Também as duas associações do sector, a Associação dos Arqueólogos Portugueses (AAP) e a Associação Profissional de Arqueólogos (APA) reuniram-se no sábado (pela primeira vez) e manifestaram em comunicado a sua “profunda inquietação” perante os planos para a transferência do MNA para a Cordoaria – “um erro grave ou até um crime de lesa património”.

“No século XIX e início do século XX era frequente adaptarem-se espaços de antigos mosteiros e conventos. No século XXI isso é uma prática que já não é aceitável”, disse ao PÚBLICO José Morais Arnaut, da AAP. “Os museus hoje têm determinadas exigências que só podem ser plenamente satisfeitas se forem instalados em edifícios feitos de raiz. Têm que ter um espaço grande para as reservas, laboratórios, serviços educativos”.

Morais Arnaut reconhece que a situação em que o MNA está actualmente é má porque o espaço é insuficiente, mas considera-a preferível à transferência para a Cordoaria. Até porque, argumenta, esta é um monumento nacional e seria “descaracterizado”. “O MC está a colocar em risco de destruição um património que deveria defender”.

O dirigente da AAP é duro nas críticas que faz à política do actual Governo (sobretudo ao secretário de Estado, Elísio Summavielle, antigo director do IGESPAR) e dos que o antecederam relativamente à arqueologia – uma “tentativa de relegar o património arqueológico para posições marginais”, diz. “Já conseguiram destruir o IPA [Instituto Português de Arqueologia] e dispersar os laboratórios e serviços de arqueologia por vários edifícios”. E aponta os custos de algumas medidas: “O aluguer do espaço no MARL [Mercado Abastecedor da Região de Lisboa, onde estão algumas peças retiradas do local onde está a ser construído o novo Museu dos Coches] custa 20 mil euros por mês durante 24 meses, o que dá meio milhão de euros”.

Também a transferência do MNA é, na sua opinião, “uma operação que “vai implicar despesas enormes, completamente inaceitáveis”.

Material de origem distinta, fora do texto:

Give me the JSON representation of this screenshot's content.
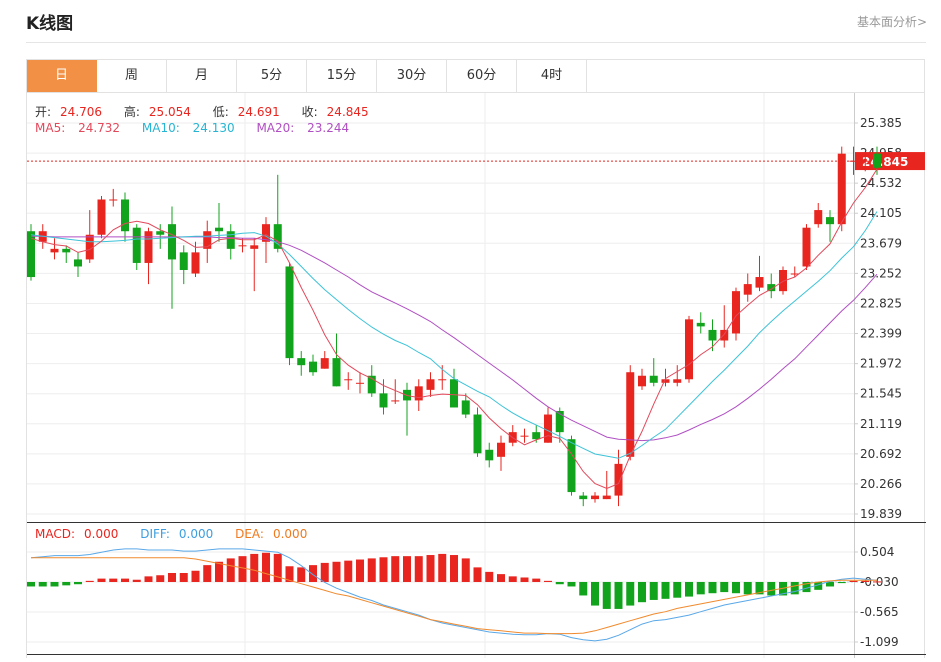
{
  "page": {
    "title": "K线图",
    "link": "基本面分析>"
  },
  "tabs": [
    {
      "label": "日",
      "active": true
    },
    {
      "label": "周",
      "active": false
    },
    {
      "label": "月",
      "active": false
    },
    {
      "label": "5分",
      "active": false
    },
    {
      "label": "15分",
      "active": false
    },
    {
      "label": "30分",
      "active": false
    },
    {
      "label": "60分",
      "active": false
    },
    {
      "label": "4时",
      "active": false
    }
  ],
  "info": {
    "open_label": "开:",
    "open": "24.706",
    "high_label": "高:",
    "high": "25.054",
    "low_label": "低:",
    "low": "24.691",
    "close_label": "收:",
    "close": "24.845",
    "ma5_label": "MA5:",
    "ma5": "24.732",
    "ma10_label": "MA10:",
    "ma10": "24.130",
    "ma20_label": "MA20:",
    "ma20": "23.244",
    "macd_label": "MACD:",
    "macd": "0.000",
    "diff_label": "DIFF:",
    "diff": "0.000",
    "dea_label": "DEA:",
    "dea": "0.000"
  },
  "colors": {
    "up": "#e8251f",
    "down": "#12a31c",
    "ma5": "#e2495b",
    "ma10": "#3dc3d8",
    "ma20": "#b04fc3",
    "diff": "#5aa8e8",
    "dea": "#f08a2e",
    "active_tab": "#f29146"
  },
  "chart_data": {
    "type": "candlestick",
    "price_axis": {
      "ticks": [
        "25.385",
        "24.958",
        "24.532",
        "24.105",
        "23.679",
        "23.252",
        "22.825",
        "22.399",
        "21.972",
        "21.545",
        "21.119",
        "20.692",
        "20.266",
        "19.839"
      ],
      "min": 19.839,
      "max": 25.385
    },
    "current_price": "24.845",
    "macd_axis": {
      "ticks": [
        "0.504",
        "-0.030",
        "-0.565",
        "-1.099"
      ],
      "min": -1.099,
      "max": 0.504
    },
    "candles": [
      [
        23.85,
        23.2,
        23.95,
        23.15
      ],
      [
        23.7,
        23.85,
        23.95,
        23.6
      ],
      [
        23.55,
        23.6,
        23.75,
        23.45
      ],
      [
        23.6,
        23.55,
        23.65,
        23.4
      ],
      [
        23.45,
        23.35,
        23.55,
        23.2
      ],
      [
        23.45,
        23.8,
        24.15,
        23.4
      ],
      [
        23.8,
        24.3,
        24.35,
        23.75
      ],
      [
        24.3,
        24.3,
        24.45,
        24.2
      ],
      [
        24.3,
        23.85,
        24.4,
        23.7
      ],
      [
        23.9,
        23.4,
        23.95,
        23.3
      ],
      [
        23.4,
        23.85,
        23.9,
        23.1
      ],
      [
        23.85,
        23.8,
        23.95,
        23.6
      ],
      [
        23.95,
        23.45,
        24.2,
        22.75
      ],
      [
        23.55,
        23.3,
        23.65,
        23.1
      ],
      [
        23.25,
        23.55,
        23.7,
        23.2
      ],
      [
        23.6,
        23.85,
        24.0,
        23.4
      ],
      [
        23.9,
        23.85,
        24.25,
        23.7
      ],
      [
        23.85,
        23.6,
        23.95,
        23.45
      ],
      [
        23.65,
        23.65,
        23.75,
        23.55
      ],
      [
        23.6,
        23.65,
        23.75,
        23.0
      ],
      [
        23.7,
        23.95,
        24.05,
        23.4
      ],
      [
        23.95,
        23.6,
        24.65,
        23.55
      ],
      [
        23.35,
        22.05,
        23.4,
        21.95
      ],
      [
        22.05,
        21.95,
        22.15,
        21.8
      ],
      [
        22.0,
        21.85,
        22.1,
        21.8
      ],
      [
        21.9,
        22.05,
        22.15,
        21.9
      ],
      [
        22.05,
        21.65,
        22.4,
        21.65
      ],
      [
        21.75,
        21.75,
        21.85,
        21.6
      ],
      [
        21.7,
        21.7,
        21.85,
        21.55
      ],
      [
        21.8,
        21.55,
        21.95,
        21.5
      ],
      [
        21.55,
        21.35,
        21.75,
        21.25
      ],
      [
        21.45,
        21.45,
        21.75,
        21.4
      ],
      [
        21.6,
        21.45,
        21.7,
        20.95
      ],
      [
        21.45,
        21.65,
        21.75,
        21.3
      ],
      [
        21.6,
        21.75,
        21.85,
        21.5
      ],
      [
        21.75,
        21.75,
        21.95,
        21.6
      ],
      [
        21.75,
        21.35,
        21.9,
        21.35
      ],
      [
        21.45,
        21.25,
        21.55,
        21.2
      ],
      [
        21.25,
        20.7,
        21.35,
        20.65
      ],
      [
        20.75,
        20.6,
        20.85,
        20.5
      ],
      [
        20.65,
        20.85,
        20.95,
        20.45
      ],
      [
        20.85,
        21.0,
        21.1,
        20.8
      ],
      [
        20.95,
        20.95,
        21.05,
        20.85
      ],
      [
        21.0,
        20.9,
        21.1,
        20.85
      ],
      [
        20.85,
        21.25,
        21.35,
        20.85
      ],
      [
        21.3,
        21.0,
        21.35,
        20.85
      ],
      [
        20.9,
        20.15,
        20.95,
        20.1
      ],
      [
        20.1,
        20.05,
        20.15,
        19.95
      ],
      [
        20.05,
        20.1,
        20.15,
        20.0
      ],
      [
        20.05,
        20.1,
        20.45,
        20.05
      ],
      [
        20.1,
        20.55,
        20.75,
        19.95
      ],
      [
        20.65,
        21.85,
        21.95,
        20.6
      ],
      [
        21.65,
        21.8,
        21.9,
        21.6
      ],
      [
        21.8,
        21.7,
        22.05,
        21.65
      ],
      [
        21.7,
        21.75,
        21.9,
        21.65
      ],
      [
        21.7,
        21.75,
        21.95,
        21.65
      ],
      [
        21.75,
        22.6,
        22.65,
        21.7
      ],
      [
        22.55,
        22.5,
        22.7,
        22.4
      ],
      [
        22.45,
        22.3,
        22.6,
        22.15
      ],
      [
        22.3,
        22.45,
        22.8,
        22.2
      ],
      [
        22.4,
        23.0,
        23.05,
        22.3
      ],
      [
        22.95,
        23.1,
        23.25,
        22.85
      ],
      [
        23.05,
        23.2,
        23.5,
        23.0
      ],
      [
        23.1,
        23.0,
        23.25,
        22.9
      ],
      [
        23.0,
        23.3,
        23.35,
        22.95
      ],
      [
        23.25,
        23.25,
        23.35,
        23.2
      ],
      [
        23.35,
        23.9,
        23.95,
        23.3
      ],
      [
        23.95,
        24.15,
        24.25,
        23.9
      ],
      [
        24.05,
        23.95,
        24.15,
        23.7
      ],
      [
        23.95,
        24.95,
        25.05,
        23.85
      ],
      [
        24.85,
        24.85,
        25.05,
        24.65
      ],
      [
        24.85,
        24.85,
        24.95,
        24.7
      ],
      [
        24.95,
        24.75,
        25.05,
        24.65
      ]
    ],
    "ma5": [
      23.75,
      23.7,
      23.66,
      23.64,
      23.55,
      23.59,
      23.71,
      23.87,
      23.96,
      23.99,
      23.96,
      23.87,
      23.8,
      23.72,
      23.62,
      23.63,
      23.73,
      23.75,
      23.73,
      23.73,
      23.8,
      23.71,
      23.4,
      23.05,
      22.73,
      22.38,
      22.1,
      21.95,
      21.84,
      21.76,
      21.66,
      21.59,
      21.52,
      21.49,
      21.52,
      21.54,
      21.53,
      21.52,
      21.39,
      21.2,
      21.05,
      20.92,
      20.82,
      20.89,
      20.95,
      20.91,
      20.69,
      20.44,
      20.27,
      20.2,
      20.27,
      20.67,
      21.01,
      21.4,
      21.76,
      21.86,
      21.96,
      22.1,
      22.21,
      22.39,
      22.65,
      22.8,
      22.94,
      23.03,
      23.14,
      23.2,
      23.33,
      23.51,
      23.67,
      23.98,
      24.25,
      24.47,
      24.73
    ],
    "ma10": [
      23.8,
      23.78,
      23.76,
      23.74,
      23.72,
      23.7,
      23.7,
      23.71,
      23.72,
      23.74,
      23.74,
      23.75,
      23.76,
      23.77,
      23.78,
      23.78,
      23.79,
      23.8,
      23.82,
      23.83,
      23.78,
      23.67,
      23.52,
      23.35,
      23.18,
      23.02,
      22.88,
      22.74,
      22.61,
      22.49,
      22.39,
      22.3,
      22.23,
      22.13,
      22.04,
      21.89,
      21.76,
      21.67,
      21.58,
      21.5,
      21.38,
      21.27,
      21.18,
      21.1,
      21.02,
      20.94,
      20.85,
      20.77,
      20.69,
      20.66,
      20.63,
      20.7,
      20.81,
      20.93,
      21.04,
      21.21,
      21.38,
      21.55,
      21.72,
      21.88,
      22.05,
      22.22,
      22.41,
      22.57,
      22.72,
      22.86,
      23.0,
      23.14,
      23.29,
      23.47,
      23.63,
      23.86,
      24.13
    ],
    "ma20": [
      23.78,
      23.78,
      23.77,
      23.77,
      23.77,
      23.77,
      23.77,
      23.77,
      23.77,
      23.77,
      23.77,
      23.77,
      23.77,
      23.77,
      23.77,
      23.77,
      23.76,
      23.76,
      23.75,
      23.75,
      23.73,
      23.7,
      23.65,
      23.58,
      23.49,
      23.4,
      23.3,
      23.2,
      23.09,
      22.99,
      22.91,
      22.83,
      22.75,
      22.66,
      22.57,
      22.45,
      22.34,
      22.22,
      22.1,
      21.98,
      21.86,
      21.74,
      21.61,
      21.48,
      21.36,
      21.26,
      21.17,
      21.09,
      21.01,
      20.93,
      20.9,
      20.89,
      20.88,
      20.89,
      20.92,
      20.96,
      21.03,
      21.11,
      21.18,
      21.26,
      21.36,
      21.48,
      21.61,
      21.75,
      21.9,
      22.04,
      22.21,
      22.38,
      22.55,
      22.72,
      22.87,
      23.05,
      23.24
    ],
    "macd_hist": [
      -0.08,
      -0.08,
      -0.08,
      -0.06,
      -0.04,
      0.02,
      0.06,
      0.06,
      0.06,
      0.04,
      0.1,
      0.12,
      0.16,
      0.16,
      0.2,
      0.3,
      0.36,
      0.42,
      0.46,
      0.5,
      0.52,
      0.5,
      0.28,
      0.26,
      0.3,
      0.34,
      0.36,
      0.38,
      0.4,
      0.42,
      0.44,
      0.46,
      0.46,
      0.46,
      0.48,
      0.5,
      0.48,
      0.42,
      0.26,
      0.18,
      0.14,
      0.1,
      0.08,
      0.06,
      0.02,
      -0.04,
      -0.08,
      -0.24,
      -0.42,
      -0.48,
      -0.48,
      -0.42,
      -0.36,
      -0.32,
      -0.3,
      -0.28,
      -0.26,
      -0.22,
      -0.2,
      -0.18,
      -0.2,
      -0.22,
      -0.22,
      -0.24,
      -0.24,
      -0.22,
      -0.18,
      -0.14,
      -0.08,
      -0.02,
      0.02,
      0.02,
      0.01
    ],
    "diff": [
      0.4,
      0.42,
      0.44,
      0.44,
      0.44,
      0.46,
      0.5,
      0.54,
      0.56,
      0.56,
      0.54,
      0.54,
      0.54,
      0.52,
      0.52,
      0.54,
      0.56,
      0.56,
      0.56,
      0.54,
      0.52,
      0.5,
      0.4,
      0.26,
      0.1,
      -0.04,
      -0.14,
      -0.22,
      -0.3,
      -0.36,
      -0.44,
      -0.5,
      -0.56,
      -0.62,
      -0.7,
      -0.76,
      -0.8,
      -0.84,
      -0.88,
      -0.92,
      -0.94,
      -0.96,
      -0.97,
      -0.97,
      -0.95,
      -0.96,
      -1.02,
      -1.06,
      -1.08,
      -1.05,
      -0.98,
      -0.88,
      -0.78,
      -0.72,
      -0.7,
      -0.66,
      -0.62,
      -0.56,
      -0.5,
      -0.44,
      -0.4,
      -0.36,
      -0.32,
      -0.28,
      -0.24,
      -0.2,
      -0.14,
      -0.08,
      -0.02,
      0.02,
      0.04,
      0.02,
      0.0
    ],
    "dea": [
      0.4,
      0.4,
      0.4,
      0.4,
      0.4,
      0.4,
      0.4,
      0.4,
      0.4,
      0.4,
      0.4,
      0.4,
      0.4,
      0.4,
      0.38,
      0.34,
      0.3,
      0.26,
      0.22,
      0.18,
      0.12,
      0.06,
      0.0,
      -0.06,
      -0.12,
      -0.18,
      -0.24,
      -0.28,
      -0.34,
      -0.4,
      -0.46,
      -0.52,
      -0.58,
      -0.64,
      -0.7,
      -0.74,
      -0.78,
      -0.82,
      -0.86,
      -0.88,
      -0.9,
      -0.92,
      -0.94,
      -0.94,
      -0.95,
      -0.95,
      -0.95,
      -0.94,
      -0.9,
      -0.84,
      -0.78,
      -0.72,
      -0.66,
      -0.6,
      -0.56,
      -0.5,
      -0.46,
      -0.42,
      -0.38,
      -0.34,
      -0.3,
      -0.26,
      -0.22,
      -0.18,
      -0.14,
      -0.1,
      -0.06,
      -0.03,
      -0.01,
      0.0,
      0.0,
      0.0,
      0.0
    ]
  }
}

A ideia de transferir o MNA surgiu pela primeira vez devido à necessidade de retirar os serviços ligados à arqueologia das antigas oficinas de material do Exército, na Avenida da Índia, para aí construir o novo Museu dos Coches. Inicialmente esses serviços iriam para a Cordoaria, mas, sem ter sido possível um acordo em tempo útil, e para não atrasar mais a construção do novo museu, o MC decidiu colocar os serviços noutros locais, mantendo contudo a intenção de transferir o MNA para libertar a ala dos Jerónimos onde este se encontra, colocando-o num espaço (a Cordoaria) que, no entender do Ministério, tem a vantagem de ser muito maior.